1. Segundo a edição eletrónica do Expresso de hoje, o Governo «quer facilitar [a] fusão entre universidades e politécnicos».
A ser isto verdade (desconheço o teor do projeto), trata-se de uma proposta profundamente disruptiva, que aproveita a suposta "revisão" do RJIES (Regime Jurídico das Instituições de Ensino Superior), que o PSD nunca tinha posto em causa, para virar de alto a baixo uma das suas opções fundamentais - que, aliás, vinha de muito antes -, que é a separação de natureza, de vocação e de estatuto entre o ensino universitário e o ensino politécnico, tanto no setor do ensino superior público como no privado.
2. Considero esta proposta um erro político grave, pelos seus previsíveis efeitos nefastos em dois aspetos: por um lado, a tendencial descaracterização do ensino universitário, passando a haver universidades "mistas", ao lado das "clássicas", que se mantenham separadas do ensino politécnico; por outro lado, a perda de expressão do ensino politécnico, pois a suposta fusão vai traduzir-se efetivamente na absorção dos politécnicos pelas universidades, que muitos daqueles, aliás, vão aceitar de bom grado, na mira de alcançar a equiparação de carreira docente, de remuneração, etc.

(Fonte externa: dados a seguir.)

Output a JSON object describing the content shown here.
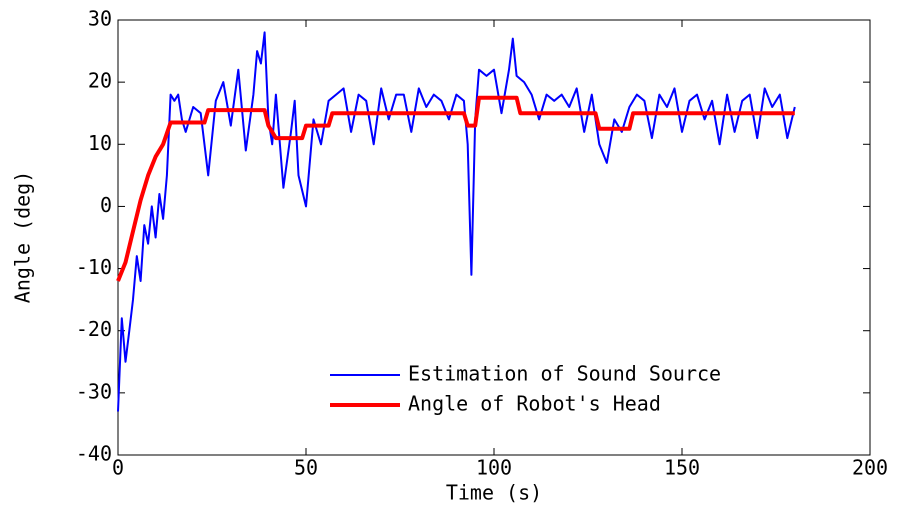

Neste segundo aspeto, esta reforma só é equiparável ao fim da autonomia do ensino profissional no ensino secundário, a seguir ao 25 de Abril, em nome de uma equívoca e mal compreendida igualdade social no ensino, que na verdade redundou numa grave e duradoura redução da oferta de ensino profissional. O mesmo com certeza vai suceder agora no ensino superior, quando é conhecido o défice do País em quadros profissionais qualificados.
3. É certo que tal separação tem sido vítima de várias derrogações que lhe diminuíram a clareza, não tanto pela conservação da integração institucional de ambos tipos de ensino nos casos de Aveiro e do Algarve - onde, porém, a separação substantiva entre eles foi conservada -, mas sim por dois outros aspetos: (i) os vários casos de duplicação de cursos idênticos em ambos os subsistemas (como as engenharias) e de admissão de cursos de natureza claramente politécnica em algumas universidades (como a recente integração da escola de enfermagem na Universidade de Coimbra ou do ISPA na Universidade Nova de Lisboa) e (ii) a aproximação entre os dois regimes, traduzida na admissão de doutoramentos no ensino politécnico e na admissão da sua qualificação como "universidades (politécnicas)".
Mas, a meu ver, a solução do problema não está em acabar com a distinção dos dois ensinos, permitindo a absorção do ensino politécnico pelas universidades, mas sim em preservar a autonomia subsistente, impedindo novas derrogações e, se possível, corrigindo as situações anómalas criadas. A violação pontual da fronteira entre os dois espaços do ensino superior não devia justificar a sua fusão num único espaço indiferenciado, sob a égide das universidades.